2. Start looking through your books, magazines, and newspapers, and cut out any phrases, words, sentences, or bits of dialogue that jump out at you. Don’t worry too much about how they might all fit together at this stage. It’s often easiest to start moving things around and making the combinations once everything is cut out! I use nail scissors to more easily get between narrow lines. 

Note: please don’t be too precious about cutting up books which will probably never be read again. Some people have a kind of squeamishness around cutting up books, but I promise, most of them will bring more pleasure from being upcycled by you than sitting on a shelf gathering dust!

3. Now you have all your words and phrases cut out, start seeing how they combine! Sift through your pictures and words, playing around with combining them, creating stories from the words you’ve cut out. Try mixing snippets from the different texts to create surprising juxtapositions or combinations of tone – for instance, a bit of dialogue from a Victorian novel with a snippet from an article in Cosmo, or a bit of description from a bird identification guide with a piece of action from a detective novel.

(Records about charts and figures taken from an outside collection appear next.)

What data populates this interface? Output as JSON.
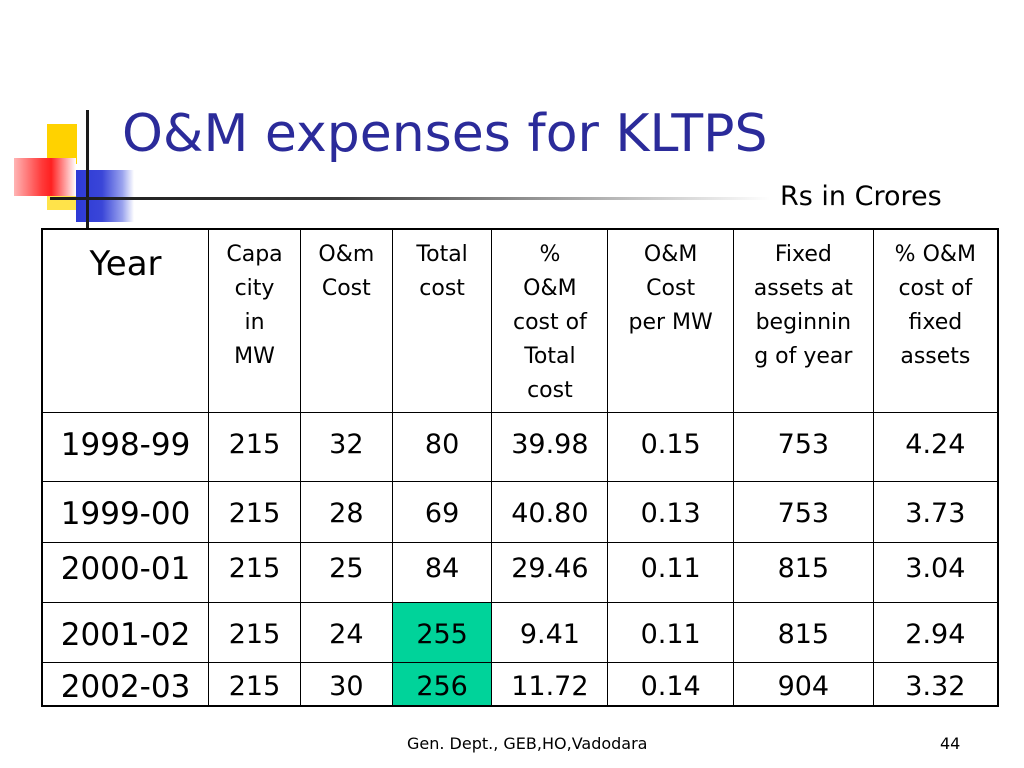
{
  "title": "O&M expenses for KLTPS",
  "units": "Rs in Crores",
  "table": {
    "headers": [
      "Year",
      "Capa city in MW",
      "O&m Cost",
      "Total cost",
      "% O&M cost of Total cost",
      "O&M Cost per MW",
      "Fixed assets at beginnin g of year",
      "% O&M cost of fixed assets"
    ],
    "header_lines": [
      [
        "Year"
      ],
      [
        "Capa",
        "city",
        "in",
        "MW"
      ],
      [
        "O&m",
        "Cost"
      ],
      [
        "Total",
        "cost"
      ],
      [
        "%",
        "O&M",
        "cost of",
        "Total",
        "cost"
      ],
      [
        "O&M",
        "Cost",
        "per MW"
      ],
      [
        "Fixed",
        "assets at",
        "beginnin",
        "g of year"
      ],
      [
        "% O&M",
        "cost of",
        "fixed",
        "assets"
      ]
    ],
    "rows": [
      [
        "1998-99",
        "215",
        "32",
        "80",
        "39.98",
        "0.15",
        "753",
        "4.24"
      ],
      [
        "1999-00",
        "215",
        "28",
        "69",
        "40.80",
        "0.13",
        "753",
        "3.73"
      ],
      [
        "2000-01",
        "215",
        "25",
        "84",
        "29.46",
        "0.11",
        "815",
        "3.04"
      ],
      [
        "2001-02",
        "215",
        "24",
        "255",
        "9.41",
        "0.11",
        "815",
        "2.94"
      ],
      [
        "2002-03",
        "215",
        "30",
        "256",
        "11.72",
        "0.14",
        "904",
        "3.32"
      ]
    ],
    "highlight_color": "#00d39a",
    "highlighted_cells": [
      "2001-02 Total cost",
      "2002-03 Total cost"
    ]
  },
  "footer": {
    "source": "Gen. Dept., GEB,HO,Vadodara",
    "page_number": "44"
  },
  "colors": {
    "title": "#2b2b9a",
    "accent_yellow": "#ffd200",
    "accent_blue": "#2d3ad6",
    "accent_red": "#ff2020"
  }
}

Maybe one of your postcards will suggest a particular interpretation of the text you’ve cut out. Maybe just the simple juxtaposition of that picture and a phrase you’ve cut out tells enough of a story. Play with it!

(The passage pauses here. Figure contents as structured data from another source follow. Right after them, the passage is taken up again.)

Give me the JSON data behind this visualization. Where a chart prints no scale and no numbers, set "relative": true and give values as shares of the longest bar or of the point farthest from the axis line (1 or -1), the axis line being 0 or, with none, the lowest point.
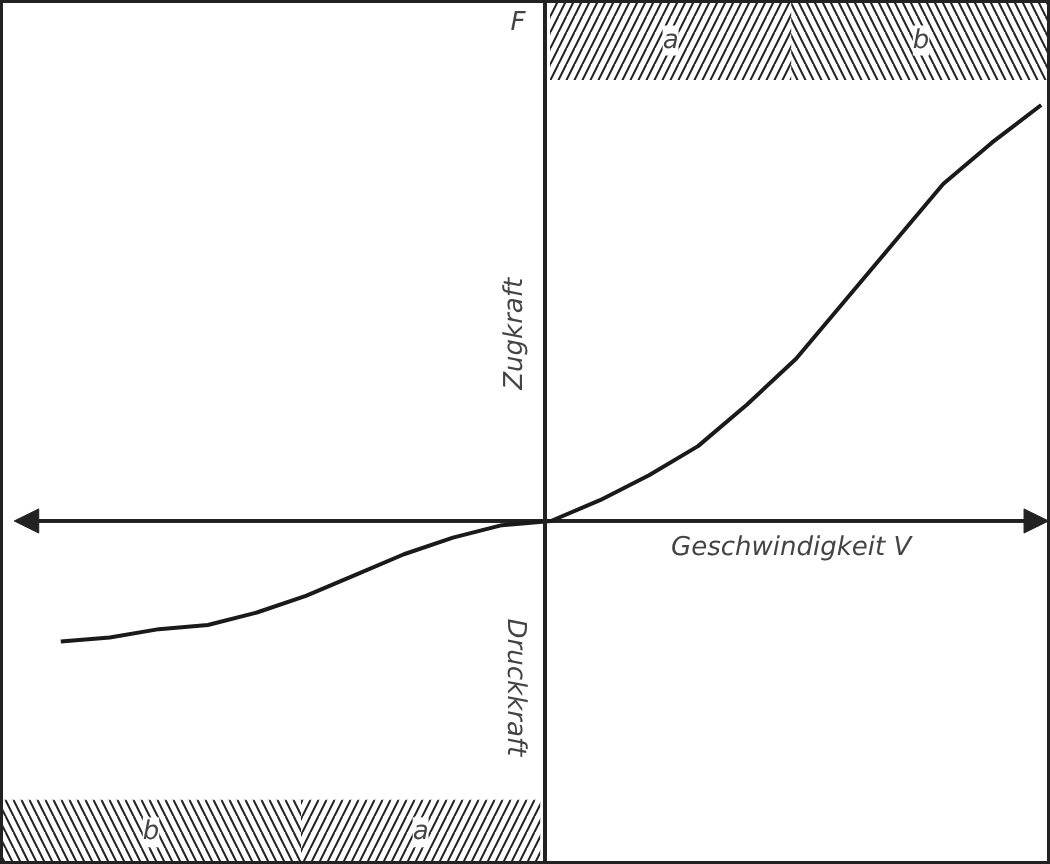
{
  "chart_data": {
    "type": "line",
    "relative": true,
    "xlabel": "Geschwindigkeit V",
    "ylabel": "F",
    "categories": [
      null,
      null,
      null,
      null,
      null,
      null,
      null,
      null,
      null,
      null,
      null,
      null,
      null,
      null,
      null,
      null,
      null,
      null,
      null,
      null,
      null
    ],
    "series": [
      {
        "color": "#1a1a1a",
        "values": [
          -0.29,
          -0.28,
          -0.26,
          -0.25,
          -0.22,
          -0.18,
          -0.13,
          -0.08,
          -0.04,
          -0.01,
          0.0,
          0.05,
          0.11,
          0.18,
          0.28,
          0.39,
          0.53,
          0.67,
          0.81,
          0.91,
          1.0
        ]
      }
    ],
    "ref_lines": [
      {
        "axis": "y",
        "value": 0
      }
    ],
    "annotations": [
      "Zugkraft",
      "Druckkraft",
      "a",
      "b",
      "b",
      "a"
    ]
  }
}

4. When you’re happy with a few of your picture/word combos, glue down the words to your pictures. I find UHU glue or PVA glue works better than pritt stick which can be difficult when working with little strips of delicate paper.

5. Enjoy your upcycled art! Share it with a friend, or hang it on your wall – these babies can be charming, poignant, funny, surprising, and can even be a great starting point for more writing or storytelling.